Healthcare has a lot of terminology standards. The sheer number of acronyms alone is often overwhelming, leaving industry professionals to wonder which ones they need to know.
The relevancy and importance of healthcare terminology depend on the user’s goals. Different healthcare terminology standards fulfill distinct purposes, and each generally does a good job meeting its purpose. In other words, when users match their purpose with the correct standard, they generally find the right term.

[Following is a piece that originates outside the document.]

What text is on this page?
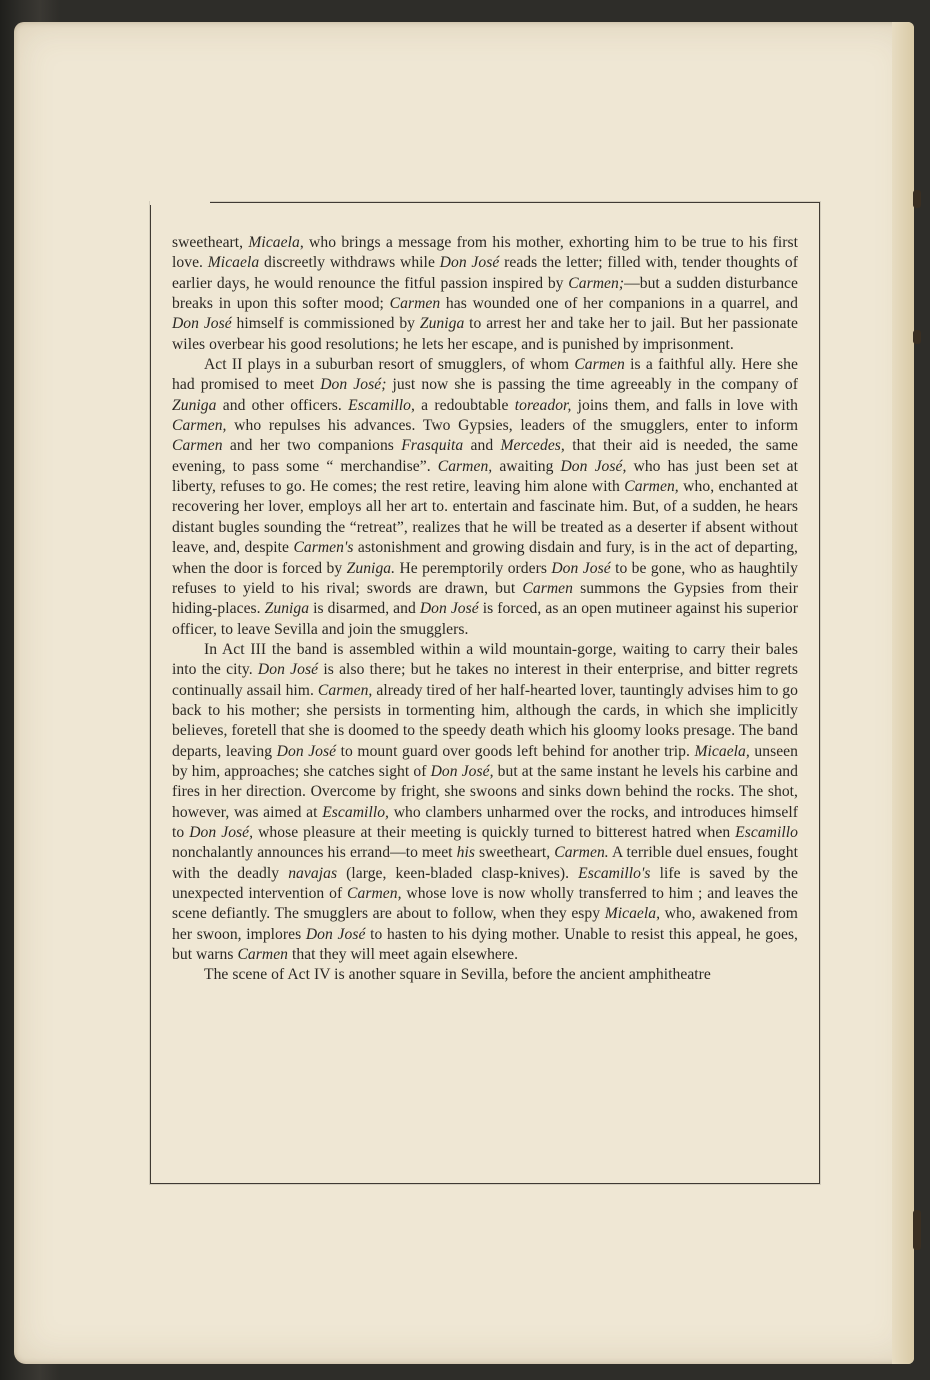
sweetheart, Micaela, who brings a message from his mother, exhorting him to be true to his first love. Micaela discreetly withdraws while Don José reads the letter; filled with, tender thoughts of earlier days, he would renounce the fitful passion inspired by Carmen;—but a sudden disturbance breaks in upon this softer mood; Carmen has wounded one of her companions in a quarrel, and Don José himself is commissioned by Zuniga to arrest her and take her to jail. But her passionate wiles overbear his good resolutions; he lets her escape, and is punished by imprisonment.

Act II plays in a suburban resort of smugglers, of whom Carmen is a faithful ally. Here she had promised to meet Don José; just now she is passing the time agreeably in the company of Zuniga and other officers. Escamillo, a redoubtable toreador, joins them, and falls in love with Carmen, who repulses his advances. Two Gypsies, leaders of the smugglers, enter to inform Carmen and her two companions Frasquita and Mercedes, that their aid is needed, the same evening, to pass some “ merchandise”. Carmen, awaiting Don José, who has just been set at liberty, refuses to go. He comes; the rest retire, leaving him alone with Carmen, who, enchanted at recovering her lover, employs all her art to. entertain and fascinate him. But, of a sudden, he hears distant bugles sounding the “retreat”, realizes that he will be treated as a deserter if absent without leave, and, despite Carmen's astonishment and growing disdain and fury, is in the act of departing, when the door is forced by Zuniga. He peremptorily orders Don José to be gone, who as haughtily refuses to yield to his rival; swords are drawn, but Carmen summons the Gypsies from their hiding-places. Zuniga is disarmed, and Don José is forced, as an open mutineer against his superior officer, to leave Sevilla and join the smugglers.

In Act III the band is assembled within a wild mountain-gorge, waiting to carry their bales into the city. Don José is also there; but he takes no interest in their enterprise, and bitter regrets continually assail him. Carmen, already tired of her half-hearted lover, tauntingly advises him to go back to his mother; she persists in tormenting him, although the cards, in which she implicitly believes, foretell that she is doomed to the speedy death which his gloomy looks presage. The band departs, leaving Don José to mount guard over goods left behind for another trip. Micaela, unseen by him, approaches; she catches sight of Don José, but at the same instant he levels his carbine and fires in her direction. Overcome by fright, she swoons and sinks down behind the rocks. The shot, however, was aimed at Escamillo, who clambers unharmed over the rocks, and introduces himself to Don José, whose pleasure at their meeting is quickly turned to bitterest hatred when Escamillo nonchalantly announces his errand—to meet his sweetheart, Carmen. A terrible duel ensues, fought with the deadly navajas (large, keen-bladed clasp-knives). Escamillo's life is saved by the unexpected intervention of Carmen, whose love is now wholly transferred to him ; and leaves the scene defiantly. The smugglers are about to follow, when they espy Micaela, who, awakened from her swoon, implores Don José to hasten to his dying mother. Unable to resist this appeal, he goes, but warns Carmen that they will meet again elsewhere.

The scene of Act IV is another square in Sevilla, before the ancient amphitheatre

Matching a purpose with the correct standard starts with identifying the standard’s purpose. Basically, there are billing, clinical, laboratory, and pharmacy terminology standards:
Healthcare organizations use billing terminology standards to support aspects of medical billing. International Classifications of Diseases (ICD) is a diagnosis code set. As of 2021, the United States uses the version ICD-10, with ICD-11 coming in the future. Diagnosis-related groups (DRGs) are common in the inpatient setting to bill for a patient’s hospital stay. Current Procedural Terminology (CPT) generally covers procedure billing.
Interoperability initiatives increasingly reference clinical terminology standards. Many different standards exist and tend to have a specific clinical or workflow emphasis. The following are examples of the most common clinical terminology standards:
The Regenstrief Institute developed and maintains the Logical Observation Identifiers Names and Codes (LOINC®). This terminology initially encoded lab observations but has since expanded to represent clinical observations. LOINC is an open-source standard, which the industry widely considers the definitive lab standard. It is also the main standard for clinical observations referenced by measures.
Many commercially available solutions represent the pharmacy terminology space, including First Databank, Multum, Micromedex, and Medi-Span. The interoperability standard recommended for pharmacy terminology is the open-source RxNorm, available through the NLM. RxNorm has some mappings to the proprietary standards to facilitate interoperability.
There are other terminology standards available for niche use cases, but the above listing covers the most prominent options. Terminology users will want to clarify their objectives and do their research (i.e., match purpose and standard) before embarking on any terminology project. When users simplify the terminology process by matching purpose with standard, they’re more likely to arrive at the appropriate term.